Ama beni orada bırakması çok koydu be... Vurulmayı dert etmezdim. Ona zarar geleceğine varsın bana zarar gelsin ama yanımda olduğunu bilmek bile bana yeterdi be. " Kızgın değildim kırgındım beni bırakmasına kırgındım. Kollarımın arasından çekip gitmişti ve Ekim'i korumayı seçmişti.
Sevilmicek biri oldığumu biliyordum ama bu kadar da olmamalıydı. Hakketmemiştim be...
" Eflin bu sevgi sana zarar. " Dudağım da burukça bir tebessüm oluştu. Canım çok yanmıştı ve acısı hala daha tazeydi.
" Bana zarar veren şeylere karşı bir ilgim var. " Lavin hala daha şüphe içindeydi biliyorum. Savaş'a karşı nefret doluydu. " Sana dosya getirmiştim ya onu kasada sakla, önemli benim için. " Savaş'ın yaptığı tüm kirli işlerin kaydıydı.

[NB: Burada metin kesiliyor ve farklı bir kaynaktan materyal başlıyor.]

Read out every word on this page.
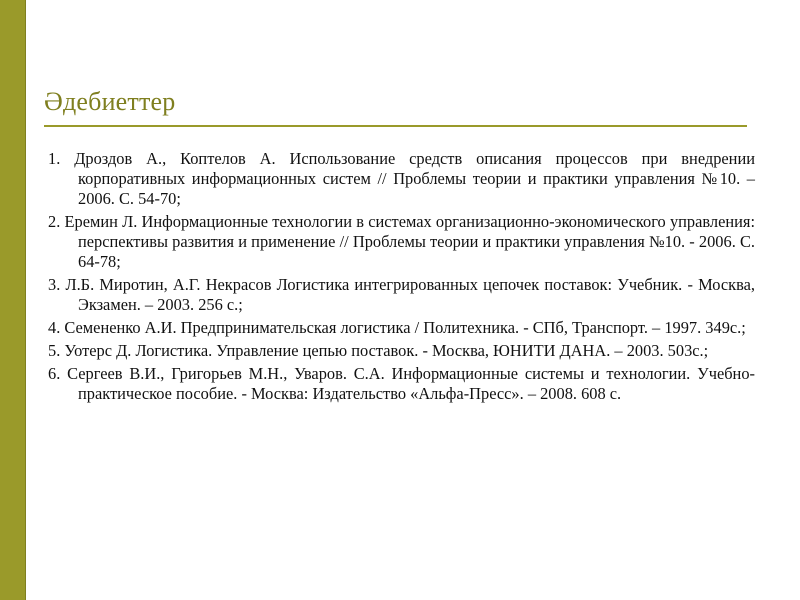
Әдебиеттер

1. Дроздов А., Коптелов А. Использование средств описания процессов при внедрении корпоративных информационных систем // Проблемы теории и практики управления №10. – 2006. С. 54-70;

2. Еремин Л. Информационные технологии в системах организационно-экономического управления: перспективы развития и применение // Проблемы теории и практики управления №10. - 2006. С. 64-78;

3. Л.Б. Миротин, А.Г. Некрасов Логистика интегрированных цепочек поставок: Учебник. - Москва, Экзамен. – 2003. 256 с.;

4. Семененко А.И. Предпринимательская логистика / Политехника. - СПб, Транспорт. – 1997. 349с.;

5. Уотерс Д. Логистика. Управление цепью поставок. - Москва, ЮНИТИ ДАНА. – 2003. 503с.;

6. Сергеев В.И., Григорьев М.Н., Уваров. С.А. Информационные системы и технологии. Учебно-практическое пособие. - Москва: Издательство «Альфа-Пресс». – 2008. 608 с.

" Öyle yapıcam zaten. Eflin sensizlik çok zormuş be dostum. " Gülümsedim içten ve samimi bir gülümseme olmuştu.
" Benden kurtulmak öyle kolay değil güzelim. Ben kene gibiyim dir. Tuttuğumu bırakmak fıtratımda yok." Lavin de gülünce beklemediğim bir şey yaparak bana sımsıkı sarıldı. Şaşırsam da karşılık verdim ve sarıldım.
" Sana bir görev vericem Lavin. Benim için öenmli. " Lavin şaşırdı çünkü bu kadar çabuk emir vereceğimi beklemiyordu.
" Birini araştır ve bana onu sağlam getirmeni istiyorum." İsmi verdiğim de şaşırdı ama bir şey demedi. " Diğerleri girmek isticek. "
" Uyumak istediğimi söyle. " Başını salladı ve ben yatağa uzanıp gözlerimi kapadım. Şuan hiçbiri ile görüşmek istemiyorum.
Lavin kapıdan çıkınca gözlerimi açtım ve olanları idrak etmeye çalıştım.
Ben neden Anka'nın kim olduğunu öğrenmek istemedim ki? Bir tahminim olduğu için mi ve de bu tahminin doğru çıkmasından korktuğum için mi?
Affetmezdim. Eğer Savaş Anka ise onu affetmez ve eceli olurdum. Bununla sınanmak istemiyorum. Sevdiğim adam ile babam arasında seçim yapmak istemiyorum. Buna hazır değilim. Gözlerimi kapattığım anda kapı tüm gücüyle açıldı ve, " Uyumadığını biliyorum. " Gözlerimi açtığım da yatağımın yanındaki sandalyeye oturdu.
" Ne fark ediyor ki? " Gözleri gözlerimi buldu. " Çok şey fark eder. Gözlerini kapama. Gözlerinden mahrum kalmak istemiyorum. Kokunu solumamak istemiyorum. "
Boş gözlerle ona baktığım da yüreğimden bir parça koptu. Bitik haldeydi. Her tarafı kan içinde yüzü çökmüş gibiydi.
" Hmm öyle mi? O halde sarılayım mı sana? " Bir şey olmamış gibi davranmak daha kolaydı benim için. Yattığım yerden acıyan boynumu umursamadan doğrudum yatağım üstünde bacaklarımı iki yana açmış şekilde oturdum. Üzerimde hastane kıyafeti ile karşısındaydım. " Kızgın değil misin? " Gülümseyip başımı olumsuzca salladım. " Değilim. "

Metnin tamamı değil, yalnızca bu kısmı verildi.